Eddie Murphy teams up with fellow comic Martin Lawrence (Bad
Boys, and the upcoming Blue Streak) for this comedy/drama about two
black men imprisoned for life on a Mississippi prison camp.
The film opens in New York, in 1932, during prohibition. Ray
(Murphy) is a smooth, fast talking con man with big dreams. Claude
(Lawrence) is straight laced and honest, and due to start work as a
bank teller. The two men meet at a night club run by notorious
gangster Spanky (Rick James). But when both men owe Spanky money,
they are forced to drive to Mississippi and bring back a truckload of
moonshine liquor. While in Mississippi the pair find themselves
framed for a murder they didn't commit, and are sentenced to life with
hard labour on a prison camp. The two spend most of their time
bickering, but over the course of their incarceration, a bond of
friendship slowly develops.
For much of its duration, Life falls back upon the tired and
predictable formula of the odd couple-buddy comedy, as the two stars
trade barbs and one-liners. The comic elements at times recall the
antics of Stir Crazy (1981). But amongst the generous dollops of
humour there is also a more serious side to Life. Writers Robert
Ramsey and Matthew Stone (the little seen comedy Destiny Turns On The
Radio) attempt to portray the hardship and brutality of life for
blacks on the chain gangs in America's deep south during the '40's and
'50's. However, noble ambition is let down by a rather superficial
script that tends to soft pedal for much of the time.
Life spans some five decades, although the most effective
sequence is that in which the film cleverly traces the passage of time
and the changing face of America during this time. Make up genius
Rick Baker brilliantly ages his two stars.

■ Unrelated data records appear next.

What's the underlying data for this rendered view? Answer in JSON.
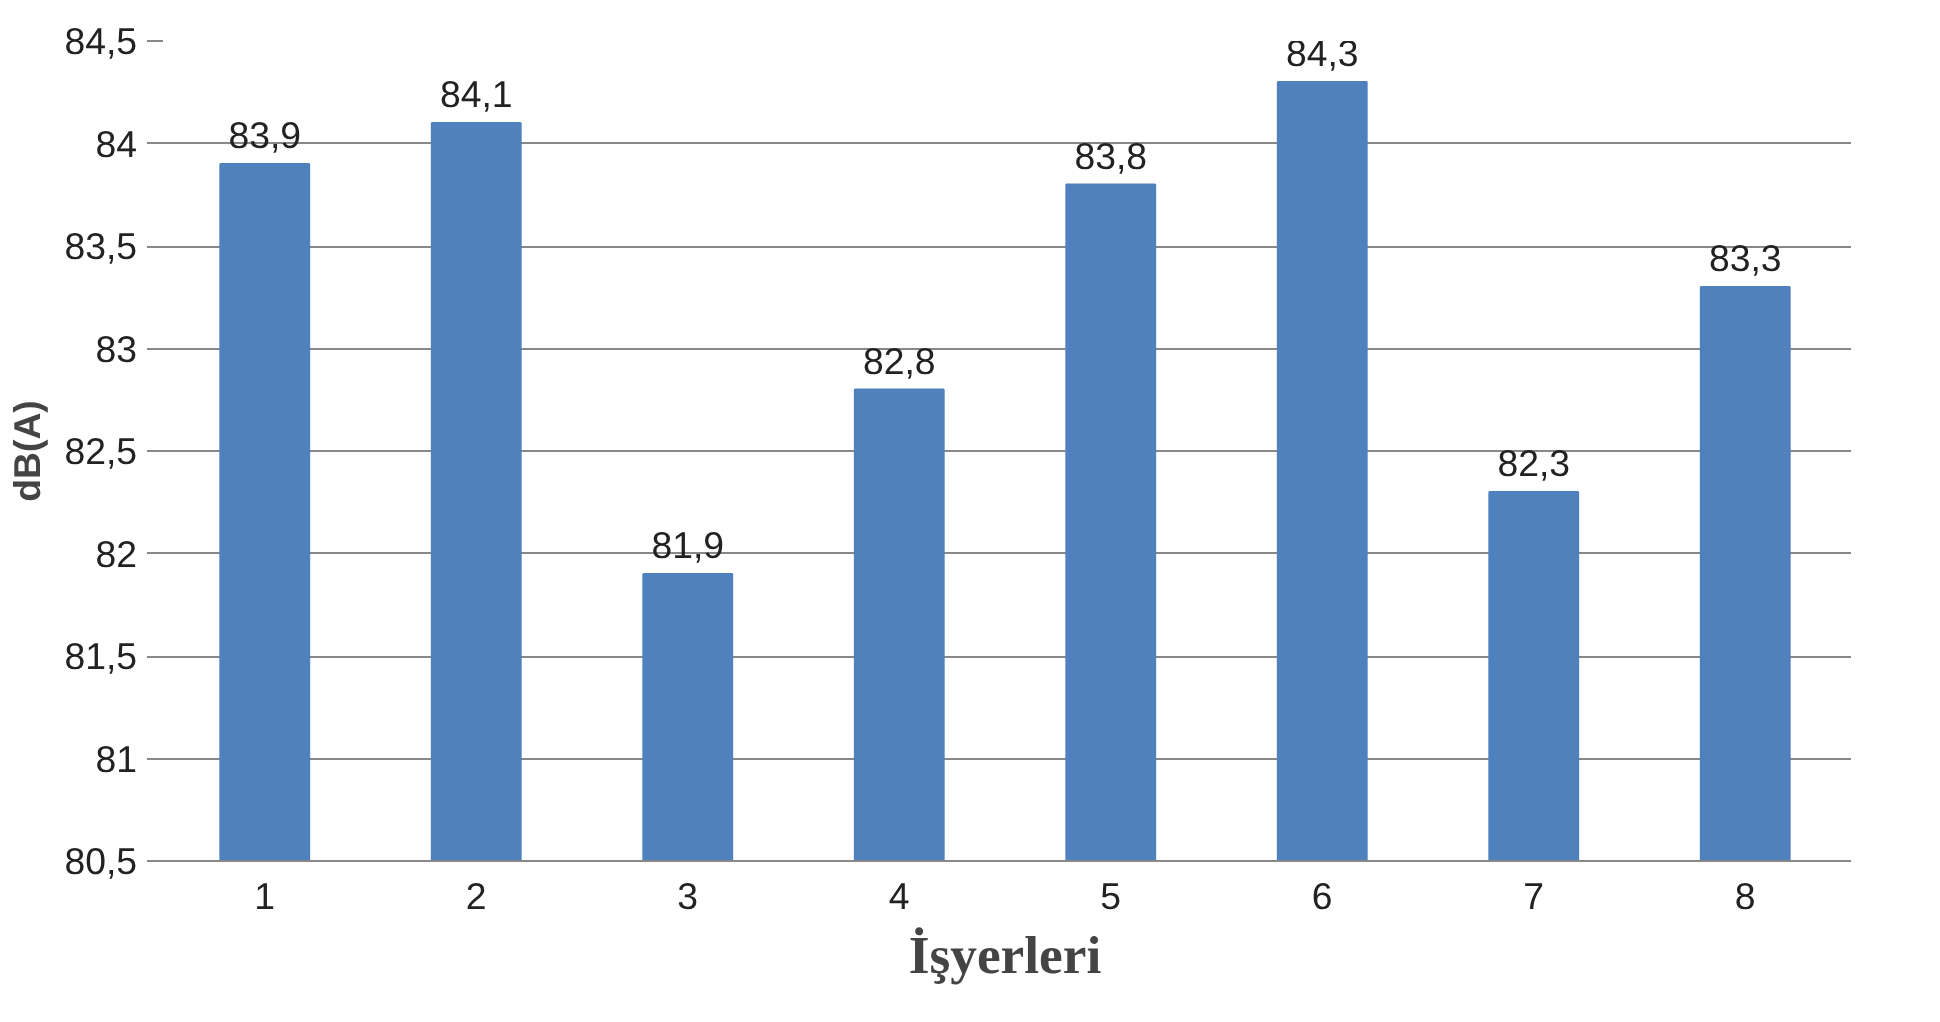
{
  "chart_data": {
    "type": "bar",
    "categories": [
      "1",
      "2",
      "3",
      "4",
      "5",
      "6",
      "7",
      "8"
    ],
    "values": [
      83.9,
      84.1,
      81.9,
      82.8,
      83.8,
      84.3,
      82.3,
      83.3
    ],
    "value_labels": [
      "83,9",
      "84,1",
      "81,9",
      "82,8",
      "83,8",
      "84,3",
      "82,3",
      "83,3"
    ],
    "color": "#4f81bd",
    "xlabel": "İşyerleri",
    "ylabel": "dB(A)",
    "ylim": [
      80.5,
      84.5
    ],
    "yticks": [
      {
        "value": 80.5,
        "label": "80,5"
      },
      81,
      {
        "value": 81.5,
        "label": "81,5"
      },
      82,
      {
        "value": 82.5,
        "label": "82,5"
      },
      83,
      {
        "value": 83.5,
        "label": "83,5"
      },
      84,
      {
        "value": 84.5,
        "label": "84,5"
      }
    ],
    "grid": "y"
  }
}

Director Ted Demme (Beautiful Girls, etc) manages to draw a
more restrained performance out of the usually exuberant Murphy, who
seems perfectly at home with the seemingly tailor-made role of the
charismatic, fast talking Ray. Lawrence brings a touch of overwrought
energy and compassion to his role as Claude, the truly innocent victim
of blind justice. The two develop a strong rapport that carries the
movie. Life also wastes a solid ensemble supporting cast in roles
that amount to little more than familiar cliches of the prison
While Life has some quite funny and touching moments,
ultimately the film proves a little disappointing.